Valentine's Day 1979: Urging Careful Love And Tender Loving Care
Students Apathetic; But in the Square Business is Hearty
Some Harvard students celebrated Valentine's Day yesterday with champagne and caviar while other resisted any sentimental displays during Cupid's annual festival.
"I bought two dozen red carnations for six women. I don't know how I'm going to get them all delivered in one night," one Harvard student who wished to remain unidentified, said yesterday.
"People don't seem to be very sentimental about Valentine's Day around here. We talked about it in English today and everyone seems to feel it's a creation of Hallmark cards," Jenny Cornuelle '81 said yesterday.

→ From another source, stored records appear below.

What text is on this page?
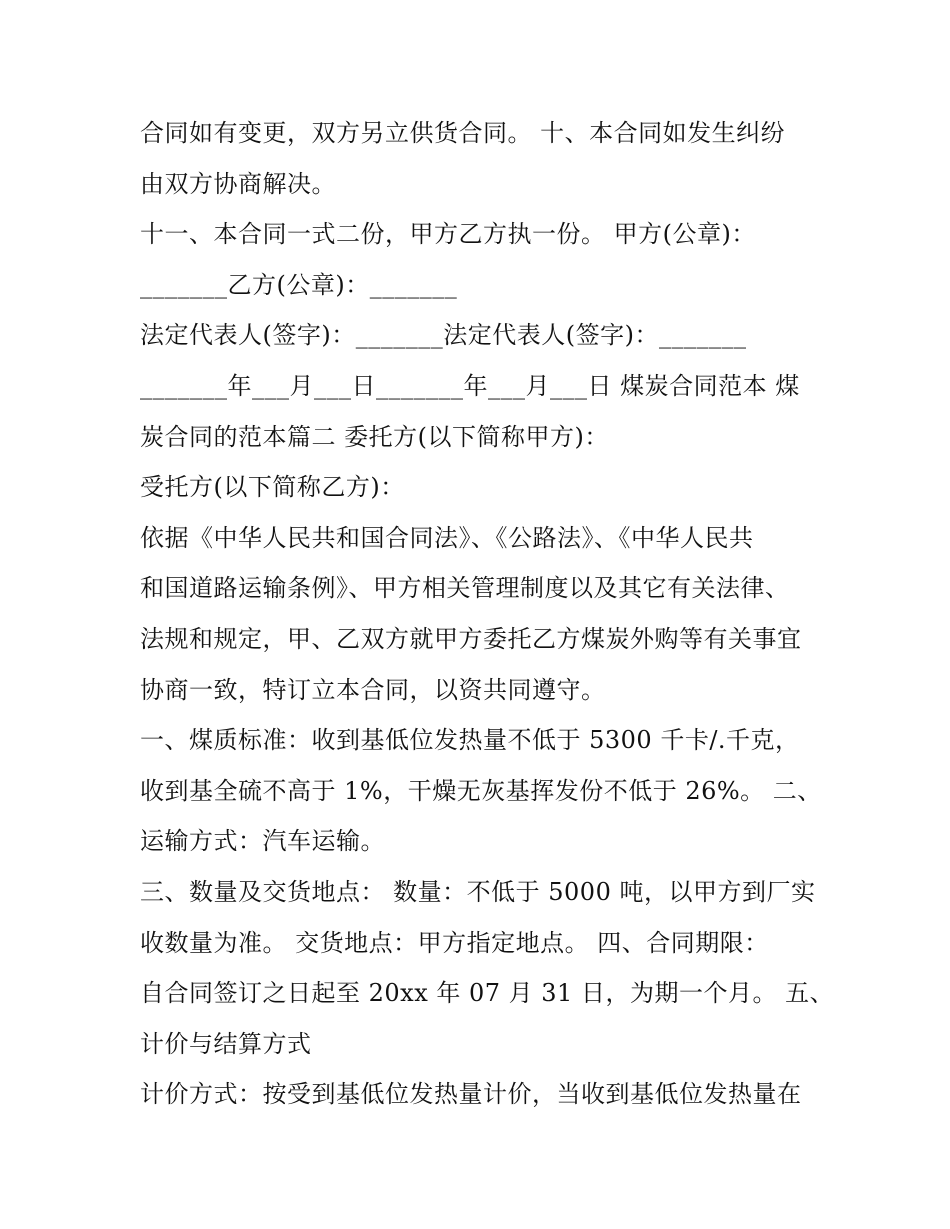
合同如有变更，双方另立供货合同。 十、本合同如发生纠纷
由双方协商解决。
十一、本合同一式二份，甲方乙方执一份。 甲方(公章)：
_______乙方(公章)：_______
法定代表人(签字)：_______法定代表人(签字)：_______
_______年___月___日_______年___月___日 煤炭合同范本 煤
炭合同的范本篇二 委托方(以下简称甲方)：
受托方(以下简称乙方)：
依据《中华人民共和国合同法》、《公路法》、《中华人民共
和国道路运输条例》、甲方相关管理制度以及其它有关法律、
法规和规定，甲、乙双方就甲方委托乙方煤炭外购等有关事宜
协商一致，特订立本合同，以资共同遵守。
一、煤质标准：收到基低位发热量不低于 5300 千卡/.千克，
收到基全硫不高于 1%，干燥无灰基挥发份不低于 26%。 二、
运输方式：汽车运输。
三、数量及交货地点： 数量：不低于 5000 吨，以甲方到厂实
收数量为准。 交货地点：甲方指定地点。 四、合同期限：
自合同签订之日起至 20xx 年 07 月 31 日，为期一个月。 五、
计价与结算方式
计价方式：按受到基低位发热量计价，当收到基低位发热量在
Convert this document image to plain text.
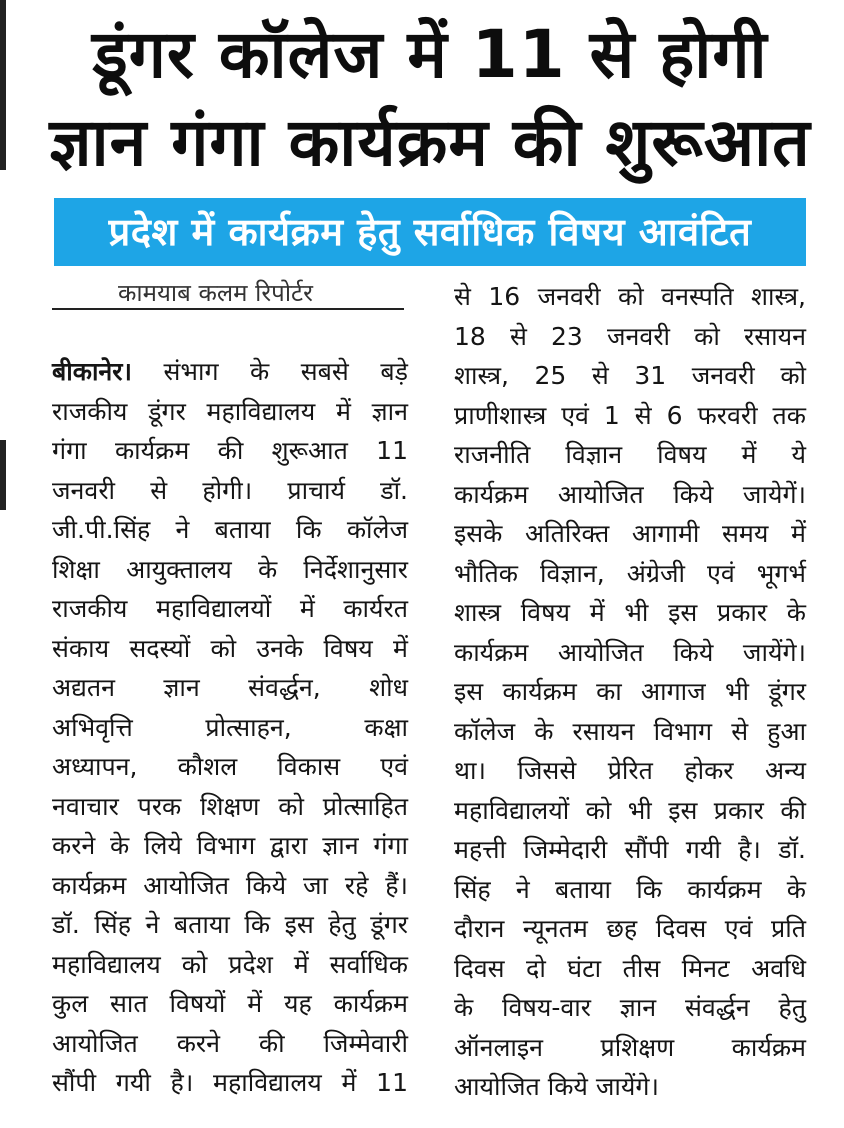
डूंगर कॉलेज में 11 से होगी
ज्ञान गंगा कार्यक्रम की शुरूआत
प्रदेश में कार्यक्रम हेतु सर्वाधिक विषय आवंटित
कामयाब कलम रिपोर्टर
बीकानेर। संभाग के सबसे बड़े
राजकीय डूंगर महाविद्यालय में ज्ञान
गंगा कार्यक्रम की शुरूआत 11
जनवरी से होगी। प्राचार्य डॉ.
जी.पी.सिंह ने बताया कि कॉलेज
शिक्षा आयुक्तालय के निर्देशानुसार
राजकीय महाविद्यालयों में कार्यरत
संकाय सदस्यों को उनके विषय में
अद्यतन ज्ञान संवर्द्धन, शोध
अभिवृत्ति प्रोत्साहन, कक्षा
अध्यापन, कौशल विकास एवं
नवाचार परक शिक्षण को प्रोत्साहित
करने के लिये विभाग द्वारा ज्ञान गंगा
कार्यक्रम आयोजित किये जा रहे हैं।
डॉ. सिंह ने बताया कि इस हेतु डूंगर
महाविद्यालय को प्रदेश में सर्वाधिक
कुल सात विषयों में यह कार्यक्रम
आयोजित करने की जिम्मेवारी
सौंपी गयी है। महाविद्यालय में 11
से 16 जनवरी को वनस्पति शास्त्र,
18 से 23 जनवरी को रसायन
शास्त्र, 25 से 31 जनवरी को
प्राणीशास्त्र एवं 1 से 6 फरवरी तक
राजनीति विज्ञान विषय में ये
कार्यक्रम आयोजित किये जायेगें।
इसके अतिरिक्त आगामी समय में
भौतिक विज्ञान, अंग्रेजी एवं भूगर्भ
शास्त्र विषय में भी इस प्रकार के
कार्यक्रम आयोजित किये जायेंगे।
इस कार्यक्रम का आगाज भी डूंगर
कॉलेज के रसायन विभाग से हुआ
था। जिससे प्रेरित होकर अन्य
महाविद्यालयों को भी इस प्रकार की
महत्ती जिम्मेदारी सौंपी गयी है। डॉ.
सिंह ने बताया कि कार्यक्रम के
दौरान न्यूनतम छह दिवस एवं प्रति
दिवस दो घंटा तीस मिनट अवधि
के विषय-वार ज्ञान संवर्द्धन हेतु
ऑनलाइन प्रशिक्षण कार्यक्रम
आयोजित किये जायेंगे।
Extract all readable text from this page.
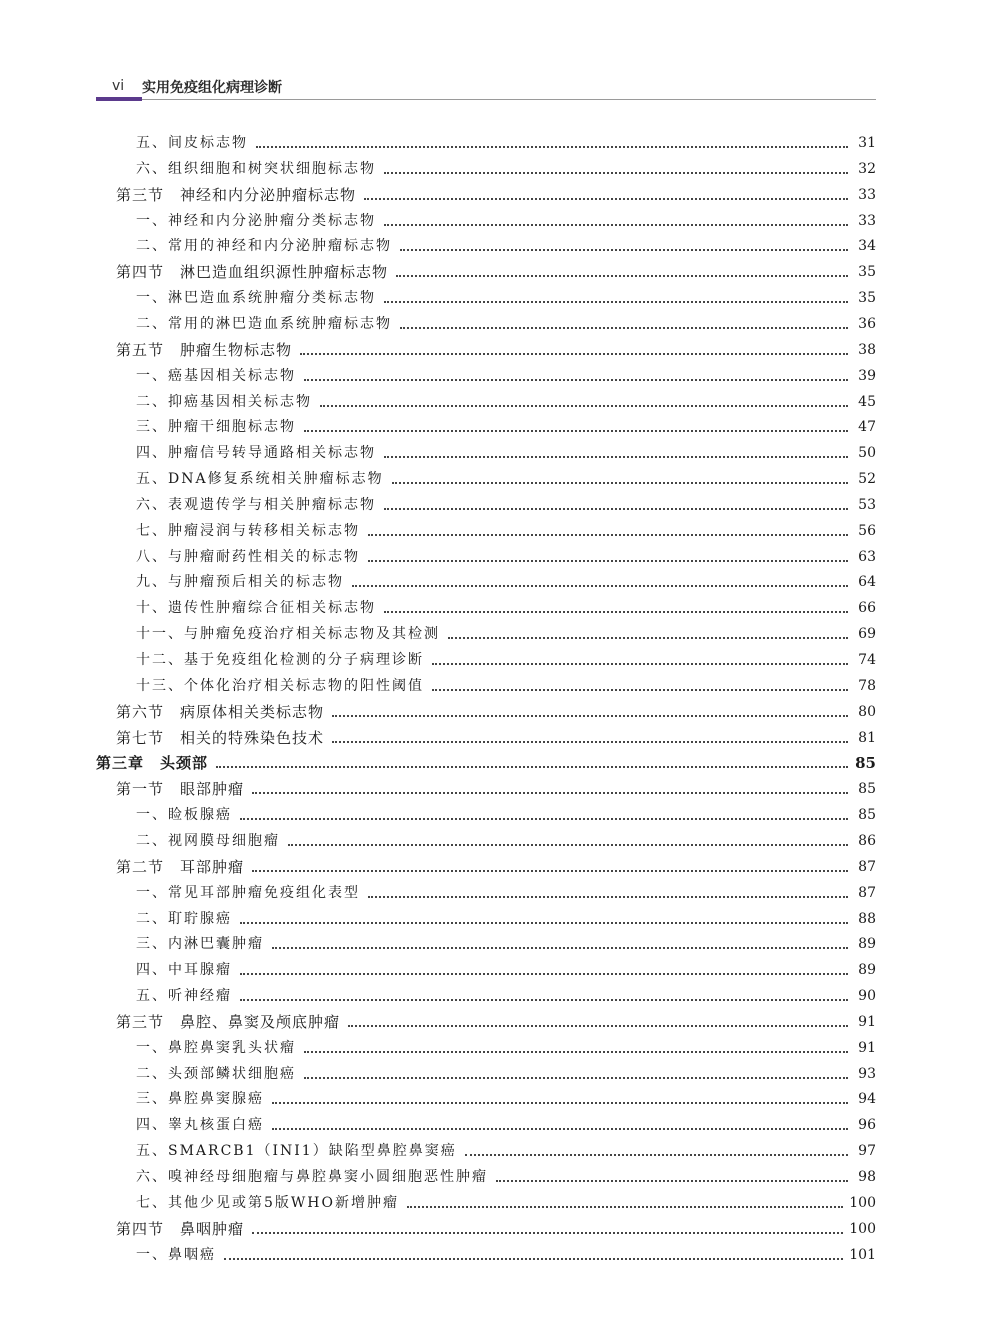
vi 实用免疫组化病理诊断
五、间皮标志物	31
六、组织细胞和树突状细胞标志物	32
第三节　神经和内分泌肿瘤标志物	33
一、神经和内分泌肿瘤分类标志物	33
二、常用的神经和内分泌肿瘤标志物	34
第四节　淋巴造血组织源性肿瘤标志物	35
一、淋巴造血系统肿瘤分类标志物	35
二、常用的淋巴造血系统肿瘤标志物	36
第五节　肿瘤生物标志物	38
一、癌基因相关标志物	39
二、抑癌基因相关标志物	45
三、肿瘤干细胞标志物	47
四、肿瘤信号转导通路相关标志物	50
五、DNA修复系统相关肿瘤标志物	52
六、表观遗传学与相关肿瘤标志物	53
七、肿瘤浸润与转移相关标志物	56
八、与肿瘤耐药性相关的标志物	63
九、与肿瘤预后相关的标志物	64
十、遗传性肿瘤综合征相关标志物	66
十一、与肿瘤免疫治疗相关标志物及其检测	69
十二、基于免疫组化检测的分子病理诊断	74
十三、个体化治疗相关标志物的阳性阈值	78
第六节　病原体相关类标志物	80
第七节　相关的特殊染色技术	81
第三章　头颈部	85
第一节　眼部肿瘤	85
一、睑板腺癌	85
二、视网膜母细胞瘤	86
第二节　耳部肿瘤	87
一、常见耳部肿瘤免疫组化表型	87
二、耵聍腺癌	88
三、内淋巴囊肿瘤	89
四、中耳腺瘤	89
五、听神经瘤	90
第三节　鼻腔、鼻窦及颅底肿瘤	91
一、鼻腔鼻窦乳头状瘤	91
二、头颈部鳞状细胞癌	93
三、鼻腔鼻窦腺癌	94
四、睾丸核蛋白癌	96
五、SMARCB1（INI1）缺陷型鼻腔鼻窦癌	97
六、嗅神经母细胞瘤与鼻腔鼻窦小圆细胞恶性肿瘤	98
七、其他少见或第5版WHO新增肿瘤	100
第四节　鼻咽肿瘤	100
一、鼻咽癌	101
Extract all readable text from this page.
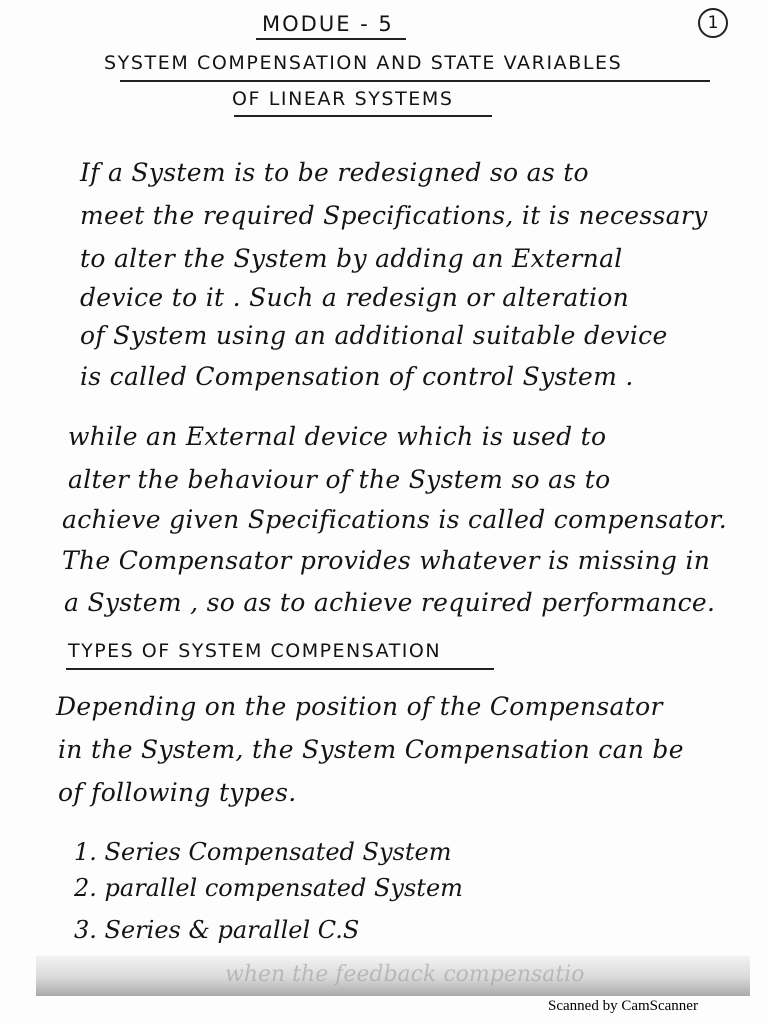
MODUE - 5	1
SYSTEM COMPENSATION AND STATE VARIABLES
OF LINEAR SYSTEMS
If a System is to be redesigned so as to
meet the required Specifications, it is necessary
to alter the System by adding an External
device to it . Such a redesign or alteration
of System using an additional suitable device
is called Compensation of control System .
while an External device which is used to
alter the behaviour of the System so as to
achieve given Specifications is called compensator.
The Compensator provides whatever is missing in
a System , so as to achieve required performance.
TYPES OF SYSTEM COMPENSATION
Depending on the position of the Compensator
in the System, the System Compensation can be
of following types.
1. Series Compensated System
2. parallel compensated System
3. Series & parallel C.S
when the feedback compensatio
Scanned by CamScanner
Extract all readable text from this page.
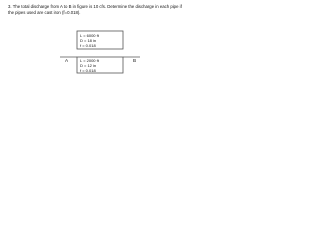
3. The total discharge from A to B in figure is 10 cfs. Determine the discharge in each pipe if
the pipes used are cast iron (f=0.018).
L = 6000 ft
D = 18 in
f = 0.018
L = 2000 ft
D = 12 in
f = 0.018
A	B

Dunster House began selling carnations last Thursday to raise money for the house council, Lloyd Benn '80, a member of the council said last night. "We sold about 150 carnations in all, and then delivered them to the doors of Dunster residents with notes from the senders. People didn't buy as much as we had expected--we lost a little money," he said.
Harvard Square merchants did some lively Valentine's Day business, despite what some students saw as apathy.
James B. Vaughan, manager of Bailey's in the Square, estimated yesterday that his shop sold 7400 pounds of heart-shaped candies. "Today is our biggest single day of the year," he said.
The Harvard Coop sold $33,000 worth of greeting cards in the past three weeks, Summer N. Goldstein, a buyer for the store, said yesterday. "We've run out of candy, we've sold 90 per cent of our cards, and we've done 53 per cent more business than last year. In the early seventies people saw Valentines as foolish. Now they're starting to get more sentimental," he said.
Joy Pomeroy, of Belgian Fudge, estimated last night that the store sold 65 pounds of fudge in one day.
Two Harvard florists said they were too busy to count how many flowers they had sold, but said that most were not to students.
A third florist said she had sold more than 25,000 stems of flowers.
The biggest selling alcoholic beverages yesterday were champagne and white wine, a liquor salesman at Sage's Market said yesterday. "American girls can't handle red wine, even if it is Valentine's Day," he said.